*Alexsandro Alves
Descobri cedo quão incômodo é ler livros deitado. Não conseguimos fazer aquela leitura subjacente à leitura em si e é desconfortável. A melhor maneira de ler um livro é sentado, assim conseguimos ler duas vezes: com os olhos e com as mãos. A marginalia que fazemos em um livro é mais importante do que o livro.
Lembro que Franklin Jorge descreveu suas leituras de Em busca do tempo perdido uma vez: “eu fiz tanta marginalia, que reescrevi o livro inteiro”. Na posição certa nos tornamos coautores dos livros que lemos. Uma boa corporeidade ajuda na absorção das ideias do livro e melhor do que isso: nos ajuda a modificar as ideias que nos chegam.
Às vezes, porém, o livro nos fascina de tal forma que não precisamos de lápis, pode parecer algo oposto ao que disse nos parágrafos anteriores, mas tem seu sentido. Há momentos em que um livro fascina tanto, que o lápis na mão é o tempo que preenchemos com a leitura dele.
Todas as vezes que voltarmos a esse livro, é como se fosse a primeira vez com ele e cada parágrafo que nossa mente reescreve consegue ficar na alma sem a necessidade de marcações na página. É como um exercício de intimidade que vai se aprofundando.
Nem todos os livros que lemos, claro, é assim. Comigo, apenas um único livro que li me marcou tanto, mesmo que não tenha sido muito marcado e riscado e anotado e quase rasgado devido às idas e vindas de suas páginas. É um livro fininho que consegui comprá-lo novamente no final do ano passado.
Dentre os livros mais modificados por mim estão os de Nietzsche, desde os meus 17 anos. Já possuí, por exemplo, muitas edições da Genealogia da moral, meu livro preferido do filósofo. Quem ver minha edição mais recente dirá que foi lida tantas vezes, de tão riscado, sendo que a li apenas uma vez. E lendo as marcações em algumas páginas, lembro que são frases reescritas de outras marcações em edições anteriores: algumas ideias não nos abandonam. Eu amo Genealogia da moral, é o livro que mais li, seis vezes. Quase uma ideia fixa. É um livro soberbo.
Atualmente, Proust vem sendo esse autor. Mas não falarei muito dele.
Voltando à ideia primeira desse texto, há livros que não precisamos marcar com lápis para marcarem nosso tempo com ele. Comigo, esse único livro foi Ouvir Wagner, ecos nietzschianos, escrito em conjunto pela professora Yara Borges Caznók e pelo psicanalista Alfredo Naffah Neto.
Foi o primeiro livro de brasileiros que li sobre Wagner e o guardo no coração até hoje. Reencontrei-o na Amazon em dezembro último e não contei conversa, comprei-o. A minha primeira edição dele perdeu-se, mas foi usada em minha dissertação de mestrado, sobre o compositor.

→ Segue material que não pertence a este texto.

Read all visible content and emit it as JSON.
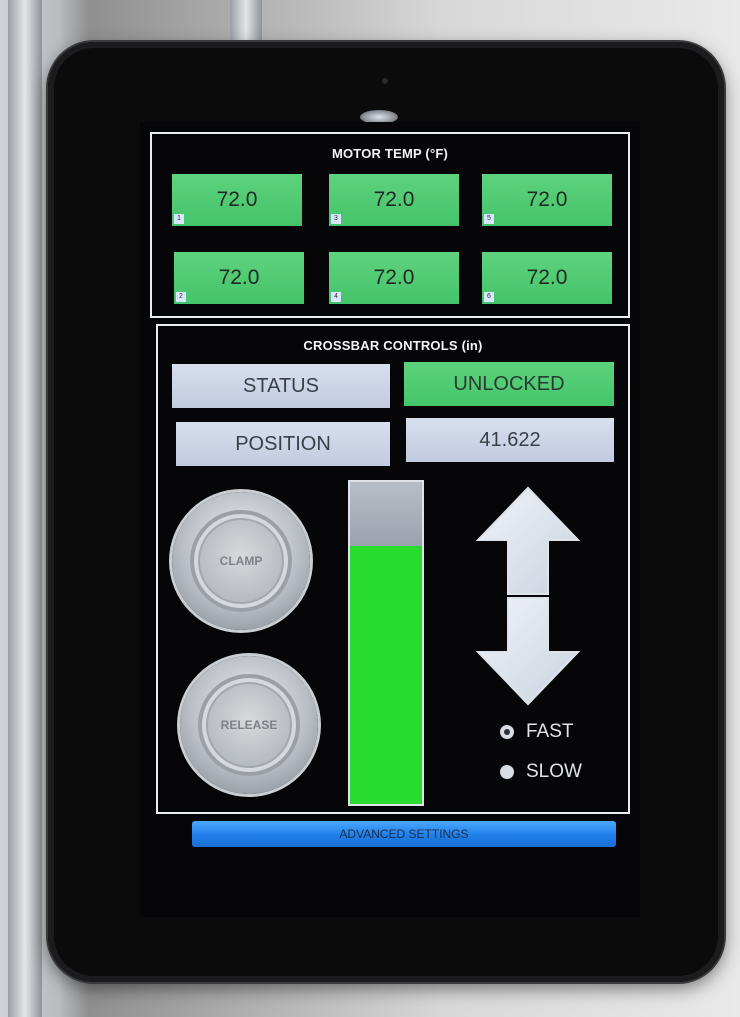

Sua parte mais interessante é a escrita por Yara Borges Caznók. Ela fala sobre o processo de audição wagneriano, de como Wagner dilata o tempo com suas harmonias e como essas harmonias criam uma temporalidade diferente daquela necessária para ouvir Mozart ou Beethoven, por exemplo. É maravilhosa.
Talvez o aspecto da passagem do tempo (música é uma arte sobretudo temporal), seja o mais radical da música do Mestre de Bayreuth. Seus parágrafos, longos e densos, possuem uma ársis muito ligada à entonação da língua alemã.
Essa temporalidade, segundo Cáznok, é psicanalítica: destrói para construir, destrói novamente e reconstrói, como Alice caindo em sucessivos buracos (a imagem de Alice me vem agora, mas eu não sei se é Caznók ou outro comentador que a desenha, de qualquer forma, Baudelaire descreve a sensação da música wagneriana em seu íntimo como queda nas paredes dos abismos vermelhos do ópio).
A segunda parte, escrita por Naffah Neto, foi muito bem acolhida por mim quando a li pela primeira vez. Porém essa leitura recente me revelou coisas que estavam à mostra e eu não compreendia. Quero dizer que Naffah Neto é muito comum e se engana mesmo em sua apreciação sobre Wagner, desconsidera alguns aspectos da bibliografia e mesmo da biografia sobre Wagner e escorrega com gosto e vontade em lugares comuns da tradição nietzschiana sobre o Mestre.